In the last federal election there was a controversy over the group ACORN submitting voter registrations for "Mickey Mouse" and other fraudulent names. Apart from the bad idea of paying people by th person registered, the rules are clear. You cannot as an independent group collect voter regiastration forms and not turn them in to the government for processing, even if they are "obviously" fraudulent. First, it's not the group's right to determine fraud. Second, if you don't turn in EVERY form, your group could collect forms and be selective about who is passed on and actually registered. People voting for the other party would go to the poll and find out too late they were never registered even though they thought they were.

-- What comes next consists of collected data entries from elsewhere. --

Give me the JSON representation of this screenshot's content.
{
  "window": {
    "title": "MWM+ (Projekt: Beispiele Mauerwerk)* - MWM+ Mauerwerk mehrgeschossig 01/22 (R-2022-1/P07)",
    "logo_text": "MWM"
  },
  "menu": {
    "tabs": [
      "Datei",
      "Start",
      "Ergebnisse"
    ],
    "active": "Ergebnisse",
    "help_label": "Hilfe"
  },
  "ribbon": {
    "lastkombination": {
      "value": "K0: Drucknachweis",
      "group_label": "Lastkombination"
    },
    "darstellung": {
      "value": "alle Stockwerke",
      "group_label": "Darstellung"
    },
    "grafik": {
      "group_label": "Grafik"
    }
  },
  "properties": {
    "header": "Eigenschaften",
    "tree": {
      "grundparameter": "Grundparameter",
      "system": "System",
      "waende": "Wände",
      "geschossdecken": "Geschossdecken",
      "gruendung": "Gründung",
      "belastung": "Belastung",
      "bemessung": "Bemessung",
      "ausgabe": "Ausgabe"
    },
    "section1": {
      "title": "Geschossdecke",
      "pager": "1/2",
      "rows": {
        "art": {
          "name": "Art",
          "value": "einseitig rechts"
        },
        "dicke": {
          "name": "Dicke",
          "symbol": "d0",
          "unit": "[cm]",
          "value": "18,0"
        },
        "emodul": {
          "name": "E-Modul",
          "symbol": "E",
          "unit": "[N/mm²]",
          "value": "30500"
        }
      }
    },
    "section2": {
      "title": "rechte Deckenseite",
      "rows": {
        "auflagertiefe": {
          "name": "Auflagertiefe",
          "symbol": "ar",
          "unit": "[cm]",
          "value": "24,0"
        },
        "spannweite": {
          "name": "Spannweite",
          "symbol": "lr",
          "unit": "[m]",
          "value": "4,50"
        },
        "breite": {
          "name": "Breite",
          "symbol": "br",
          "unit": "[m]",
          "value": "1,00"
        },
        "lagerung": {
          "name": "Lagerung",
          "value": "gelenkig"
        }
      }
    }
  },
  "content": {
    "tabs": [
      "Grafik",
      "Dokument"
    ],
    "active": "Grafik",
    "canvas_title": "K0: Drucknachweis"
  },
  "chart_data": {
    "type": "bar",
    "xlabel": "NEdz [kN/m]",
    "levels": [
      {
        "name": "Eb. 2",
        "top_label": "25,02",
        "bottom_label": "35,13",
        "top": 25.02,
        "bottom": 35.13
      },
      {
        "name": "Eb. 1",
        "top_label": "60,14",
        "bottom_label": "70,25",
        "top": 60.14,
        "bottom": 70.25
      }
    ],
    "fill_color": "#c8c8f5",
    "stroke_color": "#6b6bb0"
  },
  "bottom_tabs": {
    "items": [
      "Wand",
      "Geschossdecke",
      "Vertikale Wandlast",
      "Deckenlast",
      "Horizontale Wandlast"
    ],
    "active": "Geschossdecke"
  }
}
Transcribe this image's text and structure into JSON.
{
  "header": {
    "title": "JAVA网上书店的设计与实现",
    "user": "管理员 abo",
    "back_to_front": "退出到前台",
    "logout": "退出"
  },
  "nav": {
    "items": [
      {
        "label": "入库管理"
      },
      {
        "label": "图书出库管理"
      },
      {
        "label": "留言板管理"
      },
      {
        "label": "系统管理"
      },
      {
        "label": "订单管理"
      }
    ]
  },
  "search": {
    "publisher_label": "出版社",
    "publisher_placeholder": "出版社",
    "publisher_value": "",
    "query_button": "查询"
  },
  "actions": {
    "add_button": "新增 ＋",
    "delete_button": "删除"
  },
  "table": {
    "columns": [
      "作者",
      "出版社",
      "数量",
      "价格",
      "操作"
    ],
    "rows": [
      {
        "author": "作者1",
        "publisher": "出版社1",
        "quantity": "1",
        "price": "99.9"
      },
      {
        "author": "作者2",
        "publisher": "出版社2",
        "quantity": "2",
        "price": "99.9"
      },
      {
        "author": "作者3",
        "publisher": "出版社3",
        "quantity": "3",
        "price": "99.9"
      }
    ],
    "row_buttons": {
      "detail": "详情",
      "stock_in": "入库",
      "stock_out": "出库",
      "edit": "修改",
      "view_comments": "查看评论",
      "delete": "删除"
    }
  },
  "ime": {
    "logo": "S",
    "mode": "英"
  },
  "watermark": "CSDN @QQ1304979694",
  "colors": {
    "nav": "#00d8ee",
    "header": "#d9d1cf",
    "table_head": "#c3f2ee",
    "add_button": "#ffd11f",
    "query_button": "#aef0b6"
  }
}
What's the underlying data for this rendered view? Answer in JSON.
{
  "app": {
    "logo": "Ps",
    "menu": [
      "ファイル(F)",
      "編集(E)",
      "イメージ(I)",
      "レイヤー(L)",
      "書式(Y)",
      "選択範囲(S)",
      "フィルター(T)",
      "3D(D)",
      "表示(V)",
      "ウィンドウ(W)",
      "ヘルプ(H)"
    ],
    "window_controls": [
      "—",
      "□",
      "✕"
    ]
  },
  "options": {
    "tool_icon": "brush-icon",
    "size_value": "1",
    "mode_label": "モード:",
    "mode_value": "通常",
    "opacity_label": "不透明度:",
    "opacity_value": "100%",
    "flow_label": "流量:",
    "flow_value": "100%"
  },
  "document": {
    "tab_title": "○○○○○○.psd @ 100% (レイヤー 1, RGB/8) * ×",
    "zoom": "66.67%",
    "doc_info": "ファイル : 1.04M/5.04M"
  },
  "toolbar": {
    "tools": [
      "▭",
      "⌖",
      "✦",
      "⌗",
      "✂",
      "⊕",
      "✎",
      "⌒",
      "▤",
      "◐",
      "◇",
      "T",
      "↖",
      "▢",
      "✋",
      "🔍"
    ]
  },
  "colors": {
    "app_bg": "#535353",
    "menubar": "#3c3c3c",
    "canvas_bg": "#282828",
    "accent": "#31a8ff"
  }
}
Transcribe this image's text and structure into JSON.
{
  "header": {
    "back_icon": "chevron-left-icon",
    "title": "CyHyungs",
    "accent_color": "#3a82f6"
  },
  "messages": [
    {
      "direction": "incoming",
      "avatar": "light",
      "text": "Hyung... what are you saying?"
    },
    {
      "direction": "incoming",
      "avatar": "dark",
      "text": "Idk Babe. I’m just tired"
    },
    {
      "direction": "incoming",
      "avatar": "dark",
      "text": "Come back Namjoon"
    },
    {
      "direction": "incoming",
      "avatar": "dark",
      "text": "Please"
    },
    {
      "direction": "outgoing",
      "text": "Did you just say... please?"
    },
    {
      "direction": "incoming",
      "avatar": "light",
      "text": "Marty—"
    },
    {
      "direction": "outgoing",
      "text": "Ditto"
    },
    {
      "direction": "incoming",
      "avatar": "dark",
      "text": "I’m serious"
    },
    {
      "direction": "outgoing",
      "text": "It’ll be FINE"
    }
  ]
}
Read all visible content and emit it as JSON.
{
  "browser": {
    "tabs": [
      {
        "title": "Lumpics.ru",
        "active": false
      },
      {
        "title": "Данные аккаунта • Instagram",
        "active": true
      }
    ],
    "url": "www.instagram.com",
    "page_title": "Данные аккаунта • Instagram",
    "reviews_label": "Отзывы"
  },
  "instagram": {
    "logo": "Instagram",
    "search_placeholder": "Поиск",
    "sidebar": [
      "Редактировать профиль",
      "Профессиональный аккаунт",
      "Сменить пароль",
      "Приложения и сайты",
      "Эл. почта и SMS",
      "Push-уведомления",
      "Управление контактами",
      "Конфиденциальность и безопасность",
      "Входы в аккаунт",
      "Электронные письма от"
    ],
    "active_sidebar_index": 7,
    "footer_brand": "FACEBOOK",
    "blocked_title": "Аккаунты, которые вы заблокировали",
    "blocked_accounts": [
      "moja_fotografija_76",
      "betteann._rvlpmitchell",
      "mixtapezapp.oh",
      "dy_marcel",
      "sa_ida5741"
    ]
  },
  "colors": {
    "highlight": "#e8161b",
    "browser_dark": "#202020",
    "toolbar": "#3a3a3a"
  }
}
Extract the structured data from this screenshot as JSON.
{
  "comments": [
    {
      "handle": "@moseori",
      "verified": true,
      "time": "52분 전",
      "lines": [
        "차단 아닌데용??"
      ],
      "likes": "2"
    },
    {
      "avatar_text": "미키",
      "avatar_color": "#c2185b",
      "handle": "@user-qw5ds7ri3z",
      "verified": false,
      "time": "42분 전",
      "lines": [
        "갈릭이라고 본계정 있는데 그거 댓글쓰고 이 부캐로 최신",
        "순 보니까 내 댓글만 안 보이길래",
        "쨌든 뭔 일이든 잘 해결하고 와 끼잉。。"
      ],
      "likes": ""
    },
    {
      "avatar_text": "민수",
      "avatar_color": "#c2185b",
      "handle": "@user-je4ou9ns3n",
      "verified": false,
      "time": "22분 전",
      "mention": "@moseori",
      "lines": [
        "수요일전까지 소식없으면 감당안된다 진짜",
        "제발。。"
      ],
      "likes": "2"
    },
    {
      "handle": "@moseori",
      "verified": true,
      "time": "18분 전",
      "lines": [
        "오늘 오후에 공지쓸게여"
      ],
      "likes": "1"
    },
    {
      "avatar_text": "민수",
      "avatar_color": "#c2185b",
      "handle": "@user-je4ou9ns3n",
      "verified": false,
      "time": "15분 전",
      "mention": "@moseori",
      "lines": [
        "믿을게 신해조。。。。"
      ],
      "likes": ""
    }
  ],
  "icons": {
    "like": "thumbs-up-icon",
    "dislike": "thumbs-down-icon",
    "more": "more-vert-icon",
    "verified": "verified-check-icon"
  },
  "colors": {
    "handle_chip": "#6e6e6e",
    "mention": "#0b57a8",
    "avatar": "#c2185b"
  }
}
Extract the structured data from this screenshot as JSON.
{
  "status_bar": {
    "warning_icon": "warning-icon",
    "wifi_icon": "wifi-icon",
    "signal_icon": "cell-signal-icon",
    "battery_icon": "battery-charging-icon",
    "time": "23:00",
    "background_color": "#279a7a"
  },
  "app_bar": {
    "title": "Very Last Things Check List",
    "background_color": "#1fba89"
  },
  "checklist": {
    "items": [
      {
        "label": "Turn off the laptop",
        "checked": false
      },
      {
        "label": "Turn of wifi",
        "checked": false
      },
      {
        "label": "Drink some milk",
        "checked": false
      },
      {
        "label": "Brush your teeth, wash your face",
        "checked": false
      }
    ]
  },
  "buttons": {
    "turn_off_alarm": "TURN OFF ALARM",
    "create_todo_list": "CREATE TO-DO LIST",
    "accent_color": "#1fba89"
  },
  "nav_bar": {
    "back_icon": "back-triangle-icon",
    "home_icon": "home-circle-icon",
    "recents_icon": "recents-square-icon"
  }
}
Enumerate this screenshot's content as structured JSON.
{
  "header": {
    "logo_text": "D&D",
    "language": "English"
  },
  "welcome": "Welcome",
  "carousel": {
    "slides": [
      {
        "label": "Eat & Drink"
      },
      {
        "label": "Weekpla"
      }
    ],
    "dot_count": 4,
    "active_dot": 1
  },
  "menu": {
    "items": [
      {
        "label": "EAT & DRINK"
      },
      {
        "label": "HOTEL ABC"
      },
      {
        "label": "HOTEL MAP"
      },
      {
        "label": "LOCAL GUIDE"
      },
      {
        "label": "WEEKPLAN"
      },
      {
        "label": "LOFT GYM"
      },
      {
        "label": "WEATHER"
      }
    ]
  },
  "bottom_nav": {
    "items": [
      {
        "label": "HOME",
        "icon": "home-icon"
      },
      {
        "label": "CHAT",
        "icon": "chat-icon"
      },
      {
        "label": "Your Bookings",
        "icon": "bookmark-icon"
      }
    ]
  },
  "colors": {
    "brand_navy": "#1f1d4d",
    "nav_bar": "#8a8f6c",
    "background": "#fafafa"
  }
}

the whole "delegate to convention" thing and primaries are something very different. People (party members in some, anyone who wants, in others) vote in primaries. In some cases, as mentioned, delegate votes for that state at the convention are awarded proportionately. In some states, winner takes all. The thought was that an apparent winner would be obvious and by bandwagon effect would collect the last states' delegates and be guaranteed a majority. This time, however, it will be close.

the electoral college was a clever design by the founding fathers. In a spread on states along the coast, weeks of horse travel from one end to the othr, the system was designed so that the big states or some regions could not win by sheer population vote and make the smaller states and less populous areas irrelevant. So a candidate had to win that state to get the electoral votes. (Not by 50% - that only happens because there are only 2 candiates nowadays).

The electors (not necessarily together, at the same time) cast their 2 ballots for 2 candidates and the candidate with 50% of the electoral college votes was president, the one with the next most votes was vice-president.

So unless someone was immesely popular all through the country (think George Washington) nobody would win. If nobody won 50% or it was a tie, the house of representatives picked from the top 3 electoral-vote-getters. This happened once. Someone forgot to vote to vote one less for the party's VP, so the tie meant congress, with a majority of the third guy's members, picked The president - the picked Jefferson after heated debate. Rules were then changed, electors vote for a prez and VP.

The other flaw was that by the time Washington retired, country-wide political parties had formed and so people at one end of the country would happily vote for for someone they knew nothing about, because the local party brass assured them he stood for what they wanted.

Last edited by md2000; 04-25-2016 at 01:23 AM.